James Salter has managed to create another interesting read that describes France beautifully and creates enough for any bookclub to debate. A little raunchy to say the least in places for a 1960's book too!

If your Book Club enjoys lively debate then this could be a book for you, for there is more to this unusual clever story than meets the eye.

The Plot

The plot is simple! The writer treats us to a beautiful graphic picture of France, including its magnificent capital city, Paris. He reminds us of its long history, mentioning Roman times & uses words just like a painter uses a brush, to paint a picture of France through the eyes of his American Narrator. 

 Running parallel to this is an equally graphic account of the intense  physical relationship of his American friend, Philip Dean & his French girlfriend, Anne Marie, an account which leaves nothing to the imagination. 

The Characters of James Salter A Sport And A Pastime

James Salter A Sport And A Pastime

There are only three characters worthy of note; The Narrator, Philip Dean & Anne Marie. The Narrator is hard to define  yet he is the most important character for he tells us about France & the couple yet leaves the reader to interpret what he narrates individually. 

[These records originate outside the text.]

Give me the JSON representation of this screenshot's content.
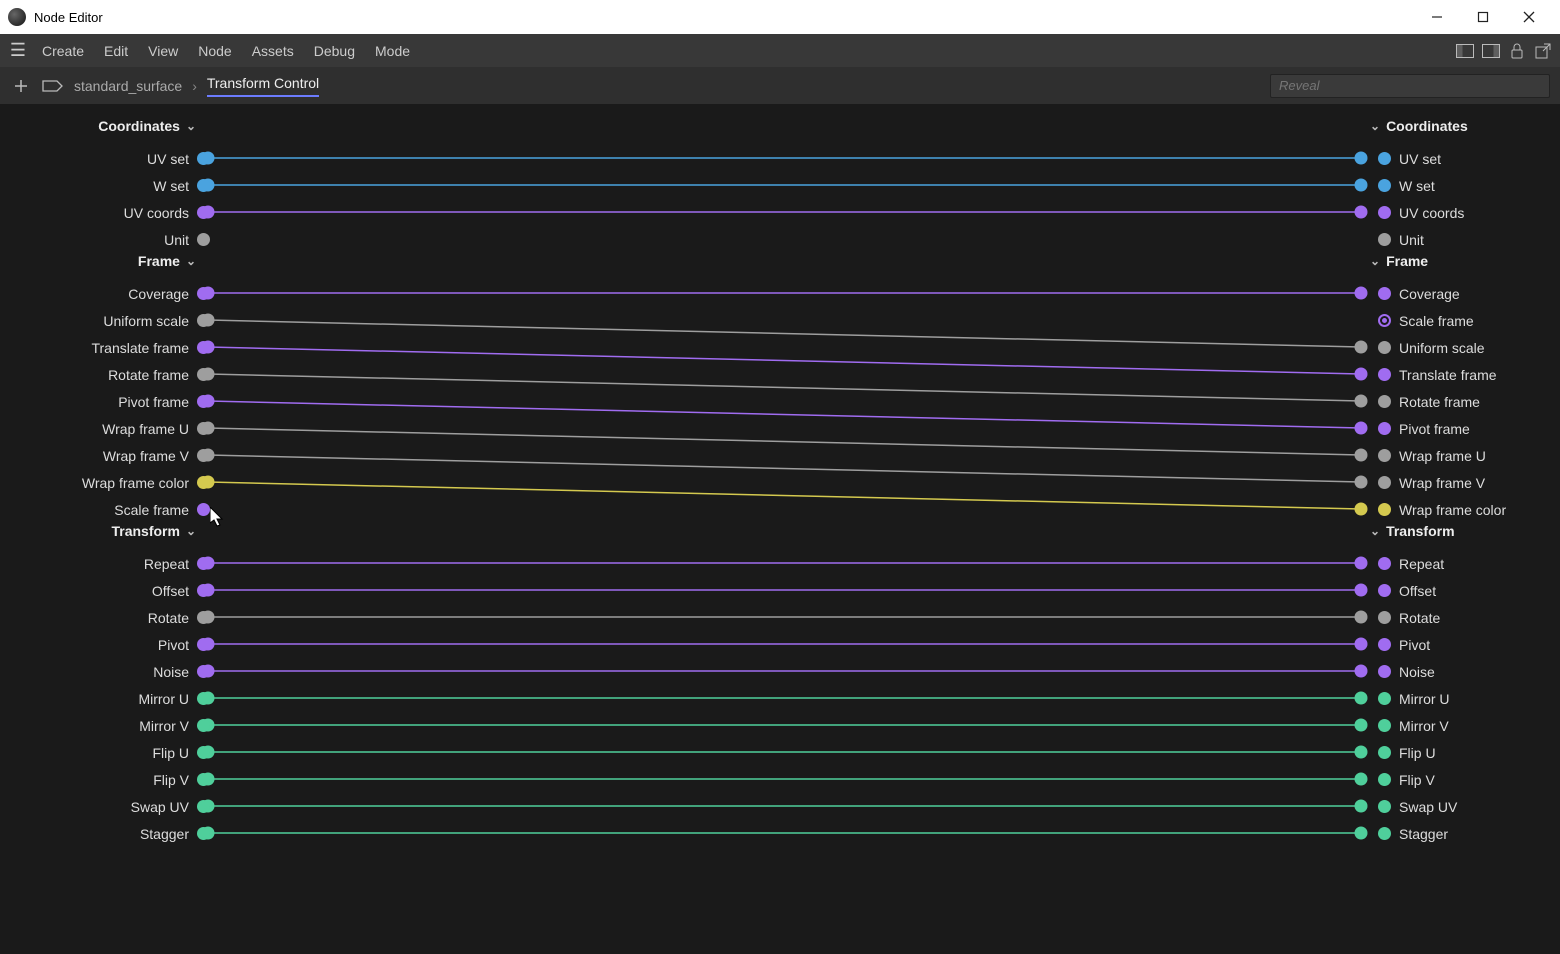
{
  "window": {
    "title": "Node Editor"
  },
  "menubar": {
    "items": [
      "Create",
      "Edit",
      "View",
      "Node",
      "Assets",
      "Debug",
      "Mode"
    ]
  },
  "breadcrumb": {
    "root": "standard_surface",
    "active": "Transform Control"
  },
  "search": {
    "placeholder": "Reveal"
  },
  "colors": {
    "blue": "#4aa3df",
    "purple": "#a06cf0",
    "gray": "#9e9e9e",
    "yellow": "#d4c94f",
    "green": "#4fcf9b"
  },
  "leftGroups": [
    {
      "header": "Coordinates",
      "ports": [
        {
          "id": "uvset",
          "label": "UV set",
          "color": "blue"
        },
        {
          "id": "wset",
          "label": "W set",
          "color": "blue"
        },
        {
          "id": "uvcoords",
          "label": "UV coords",
          "color": "purple"
        },
        {
          "id": "unit",
          "label": "Unit",
          "color": "gray"
        }
      ]
    },
    {
      "header": "Frame",
      "ports": [
        {
          "id": "coverage",
          "label": "Coverage",
          "color": "purple"
        },
        {
          "id": "uniformscale",
          "label": "Uniform scale",
          "color": "gray"
        },
        {
          "id": "translateframe",
          "label": "Translate frame",
          "color": "purple"
        },
        {
          "id": "rotateframe",
          "label": "Rotate frame",
          "color": "gray"
        },
        {
          "id": "pivotframe",
          "label": "Pivot frame",
          "color": "purple"
        },
        {
          "id": "wrapframeu",
          "label": "Wrap frame U",
          "color": "gray"
        },
        {
          "id": "wrapframev",
          "label": "Wrap frame V",
          "color": "gray"
        },
        {
          "id": "wrapframecolor",
          "label": "Wrap frame color",
          "color": "yellow"
        },
        {
          "id": "scaleframe",
          "label": "Scale frame",
          "color": "purple"
        }
      ]
    },
    {
      "header": "Transform",
      "ports": [
        {
          "id": "repeat",
          "label": "Repeat",
          "color": "purple"
        },
        {
          "id": "offset",
          "label": "Offset",
          "color": "purple"
        },
        {
          "id": "rotate",
          "label": "Rotate",
          "color": "gray"
        },
        {
          "id": "pivot",
          "label": "Pivot",
          "color": "purple"
        },
        {
          "id": "noise",
          "label": "Noise",
          "color": "purple"
        },
        {
          "id": "mirroru",
          "label": "Mirror U",
          "color": "green"
        },
        {
          "id": "mirrorv",
          "label": "Mirror V",
          "color": "green"
        },
        {
          "id": "flipu",
          "label": "Flip U",
          "color": "green"
        },
        {
          "id": "flipv",
          "label": "Flip V",
          "color": "green"
        },
        {
          "id": "swapuv",
          "label": "Swap UV",
          "color": "green"
        },
        {
          "id": "stagger",
          "label": "Stagger",
          "color": "green"
        }
      ]
    }
  ],
  "rightGroups": [
    {
      "header": "Coordinates",
      "ports": [
        {
          "id": "r-uvset",
          "label": "UV set",
          "color": "blue"
        },
        {
          "id": "r-wset",
          "label": "W set",
          "color": "blue"
        },
        {
          "id": "r-uvcoords",
          "label": "UV coords",
          "color": "purple"
        },
        {
          "id": "r-unit",
          "label": "Unit",
          "color": "gray"
        }
      ]
    },
    {
      "header": "Frame",
      "ports": [
        {
          "id": "r-coverage",
          "label": "Coverage",
          "color": "purple"
        },
        {
          "id": "r-scaleframe",
          "label": "Scale frame",
          "color": "purple",
          "ring": true
        },
        {
          "id": "r-uniformscale",
          "label": "Uniform scale",
          "color": "gray"
        },
        {
          "id": "r-translateframe",
          "label": "Translate frame",
          "color": "purple"
        },
        {
          "id": "r-rotateframe",
          "label": "Rotate frame",
          "color": "gray"
        },
        {
          "id": "r-pivotframe",
          "label": "Pivot frame",
          "color": "purple"
        },
        {
          "id": "r-wrapframeu",
          "label": "Wrap frame U",
          "color": "gray"
        },
        {
          "id": "r-wrapframev",
          "label": "Wrap frame V",
          "color": "gray"
        },
        {
          "id": "r-wrapframecolor",
          "label": "Wrap frame color",
          "color": "yellow"
        }
      ]
    },
    {
      "header": "Transform",
      "ports": [
        {
          "id": "r-repeat",
          "label": "Repeat",
          "color": "purple"
        },
        {
          "id": "r-offset",
          "label": "Offset",
          "color": "purple"
        },
        {
          "id": "r-rotate",
          "label": "Rotate",
          "color": "gray"
        },
        {
          "id": "r-pivot",
          "label": "Pivot",
          "color": "purple"
        },
        {
          "id": "r-noise",
          "label": "Noise",
          "color": "purple"
        },
        {
          "id": "r-mirroru",
          "label": "Mirror U",
          "color": "green"
        },
        {
          "id": "r-mirrorv",
          "label": "Mirror V",
          "color": "green"
        },
        {
          "id": "r-flipu",
          "label": "Flip U",
          "color": "green"
        },
        {
          "id": "r-flipv",
          "label": "Flip V",
          "color": "green"
        },
        {
          "id": "r-swapuv",
          "label": "Swap UV",
          "color": "green"
        },
        {
          "id": "r-stagger",
          "label": "Stagger",
          "color": "green"
        }
      ]
    }
  ],
  "connections": [
    {
      "from": "uvset",
      "to": "r-uvset"
    },
    {
      "from": "wset",
      "to": "r-wset"
    },
    {
      "from": "uvcoords",
      "to": "r-uvcoords"
    },
    {
      "from": "coverage",
      "to": "r-coverage"
    },
    {
      "from": "uniformscale",
      "to": "r-uniformscale"
    },
    {
      "from": "translateframe",
      "to": "r-translateframe"
    },
    {
      "from": "rotateframe",
      "to": "r-rotateframe"
    },
    {
      "from": "pivotframe",
      "to": "r-pivotframe"
    },
    {
      "from": "wrapframeu",
      "to": "r-wrapframeu"
    },
    {
      "from": "wrapframev",
      "to": "r-wrapframev"
    },
    {
      "from": "wrapframecolor",
      "to": "r-wrapframecolor"
    },
    {
      "from": "repeat",
      "to": "r-repeat"
    },
    {
      "from": "offset",
      "to": "r-offset"
    },
    {
      "from": "rotate",
      "to": "r-rotate"
    },
    {
      "from": "pivot",
      "to": "r-pivot"
    },
    {
      "from": "noise",
      "to": "r-noise"
    },
    {
      "from": "mirroru",
      "to": "r-mirroru"
    },
    {
      "from": "mirrorv",
      "to": "r-mirrorv"
    },
    {
      "from": "flipu",
      "to": "r-flipu"
    },
    {
      "from": "flipv",
      "to": "r-flipv"
    },
    {
      "from": "swapuv",
      "to": "r-swapuv"
    },
    {
      "from": "stagger",
      "to": "r-stagger"
    }
  ],
  "cursor": {
    "port": "scaleframe"
  }
}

Dean & Anne Marie don't develop as characters. They have an intense physical, sexual relationship as early relationships often are. She would probably like it to develop but he comments about her bad breath  & "Sometimes he is depressed by her imperfections." Hardly the thoughts of someone deeply in love! Their relationship has no substance; it is purely physical. The language used illustrates this; their union is NOT romantic. Whereas, in contrast,
the love of France IS romantic.


James Salter A Sport And A Pastime

The vivid description of France in the 60's in short, sharp, sometimes rhythmic sentences plus groups of emotive words, with frequent references to time & long ago & the relationship of the young couple on the brink of adulthood, bringing out  so many senses, gives the book feelings of sensuality & nostalgia. 

The explicit sex scenes illustrate only too well how communication needn't always be about the spoken word. However lack of verbal communication does lead to Anne Marie perhaps seeing herself as an American housewife when we know Philip doesn't see his future with her at all.

Love & Eroticism
The story looks at the nature of relationships involving eroticism, (though many readers won't have found the explicit sex erotic at all) as opposed to pure love involving the heart.

The Narrator tells us, "I'm not telling the truth about Dean. I am inventing him. I am creating him out of my own inadequacies . You must always remember that." Are we meant to believe that the narrator is dreaming & that the youngsters don't exist? 

The Past & the present, as represented by the description of France  & the fleeting relationship of Dean & Anne Marie. 

Bookclub Questions

James Salter A Sport And A Pastime

1. The book was described by The New York Times as " A Tour de Force in erotic realism , a romantic cliffhanger, an opaline vision of American's in France." Do you agree with this quote? 

2. What is the significance of the title?

3. What do you feel about the unusual style of writing? 

4. From your knowledge, does the writer give a realistic portrayal of France? 

5. How do you react to the Narrator? 

6. Do you find the sexual relationship erotic? 


James Salter A Sport And A Pastime

Our Book Club had quite a few interesting debates about this book. Some loved the french description and others found the characters really annoying and frustrating! 

Overall it scored 6/10.

There is depth to this novel which is worth exploring. It isn't just about a description of France in the 60's or being a voyeur of the sexual exploits of a young couple. There's more to it which can only lead to a successful meeting of stimulating discussion.